Interpreting the non-coding human genome using chromatin and regulator dynamics in multiple cell types

Wednesday, October 20, 2010 - 7:00pm
Manolis Kellis, MIT
Manolis Kellis

IEEE Computer and Engineering in Medicine and Biology Societies, MIT biological engineering and biomedical engineering student group (BE-BMES), and GBC/ACM

Our group at MIT aims to further our understanding of the human genome by computational integration of large-scale functional and comparative genomics datasets. (1) Using alignments of multiple closely related species, we have defined evolutionary signatures for the systematic discovery and characterization of diverse classes of functional elements, including protein-coding genes, RNA structures, microRNAs, developmental enhancers, regulatory motifs, and biological networks. (2) Using epigenomics datasets of multiple chromatin marks across the complete genome, we have defined chromatin signatures that reveal numerous classes of promoter, enhancer, transcribed, and repressed regions, each with distinct functional properties. (3) Using diverse functional datasets across many cell types, we have defined multi-cell activity signatures for chromatin states, regulator expression, motif enrichment, and target gene expression, and have used their correlations to link candidate enhancers to their putative target genes, infer cell type-specific activators and repressors, and to predict and validate functional regulator binding in specific chromatin states.

We have used these evolutionary, chromatin, and activity signatures to elucidate the function and regulatory circuitry of the human and fly genomes, to reveal many new insights on animal gene regulation and development, including abundant translational read-through in neuronal proteins, functionality of anti-sense microRNA transcripts, and thousands of novel large intergenic non-coding RNAs.
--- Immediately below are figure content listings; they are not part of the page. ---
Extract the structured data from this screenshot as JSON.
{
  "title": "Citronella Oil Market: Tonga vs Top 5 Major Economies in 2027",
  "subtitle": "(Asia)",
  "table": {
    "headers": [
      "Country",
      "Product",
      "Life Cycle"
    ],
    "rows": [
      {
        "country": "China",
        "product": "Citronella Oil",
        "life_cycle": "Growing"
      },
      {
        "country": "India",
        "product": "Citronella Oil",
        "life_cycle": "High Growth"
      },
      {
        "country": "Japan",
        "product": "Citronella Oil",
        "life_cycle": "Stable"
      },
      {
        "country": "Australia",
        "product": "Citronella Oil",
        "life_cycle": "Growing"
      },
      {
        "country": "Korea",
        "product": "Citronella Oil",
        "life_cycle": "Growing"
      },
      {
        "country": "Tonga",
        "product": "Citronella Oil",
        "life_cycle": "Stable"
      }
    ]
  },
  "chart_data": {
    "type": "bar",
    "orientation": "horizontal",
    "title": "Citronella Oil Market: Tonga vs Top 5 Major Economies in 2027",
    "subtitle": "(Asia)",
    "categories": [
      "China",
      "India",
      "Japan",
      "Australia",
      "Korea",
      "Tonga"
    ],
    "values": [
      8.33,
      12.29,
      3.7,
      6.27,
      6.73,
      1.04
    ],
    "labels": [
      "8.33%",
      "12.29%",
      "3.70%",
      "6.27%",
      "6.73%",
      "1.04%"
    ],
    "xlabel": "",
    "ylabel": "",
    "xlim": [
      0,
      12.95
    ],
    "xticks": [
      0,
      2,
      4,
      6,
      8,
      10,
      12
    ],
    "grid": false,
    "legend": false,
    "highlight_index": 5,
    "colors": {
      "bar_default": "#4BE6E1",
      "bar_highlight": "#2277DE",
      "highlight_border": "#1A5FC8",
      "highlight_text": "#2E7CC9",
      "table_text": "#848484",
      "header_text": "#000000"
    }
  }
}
We have also used these signatures to revisit previously uncharacterized disease-associated single-nucleotide polymorphism (SNP) variants linked to several diseases and phenotypes from genome-wide association studies, which has enabled us to provide mechanistic insights into their likely molecular roles.

Manolis Kellis is an Associate Professor of Computer Science at MIT, a member of the Computer Science and Artificial Intelligence Laboratory and of the Broad Institute of MIT and Harvard, where he directs the MIT Computational Biology Group ( His group has recently been funded to lead the integrative analysis efforts of the modENCODE project for Drosophila melanogaster, and also for integrative analysis of the NIH Epigenome Roadmap Project. He has received the NSF CAREER award, an NIH R01 for work in Computational Genomics, the Alfred P. Sloan Fellowship, the Karl Van Tassel chair in EECS, the Distinguished Alumnus 1964 chair, and the Ruth and Joel Spira Teaching Award in EECS. He was recognized for his research in genomics as one of the top young innovators under the age of 35 by Technology Review Magazine, one of the principal investigators of the future by Genome Technology magazine, and one of three young scientists representing the next generation in biotechnology by the Boston Museum of Science. He obtained his Ph.D. from MIT, where he received the Sprowls award for the best doctorate thesis in computer science, and the first Paris Kanellakis graduate fellowship. Prior to computational biology, he worked on artificial intelligence, sketch and image recognition, robotics, and computational geometry, at MIT and at the Xerox Palo Alto Research Center. He lived in Greece and France before moving to the US.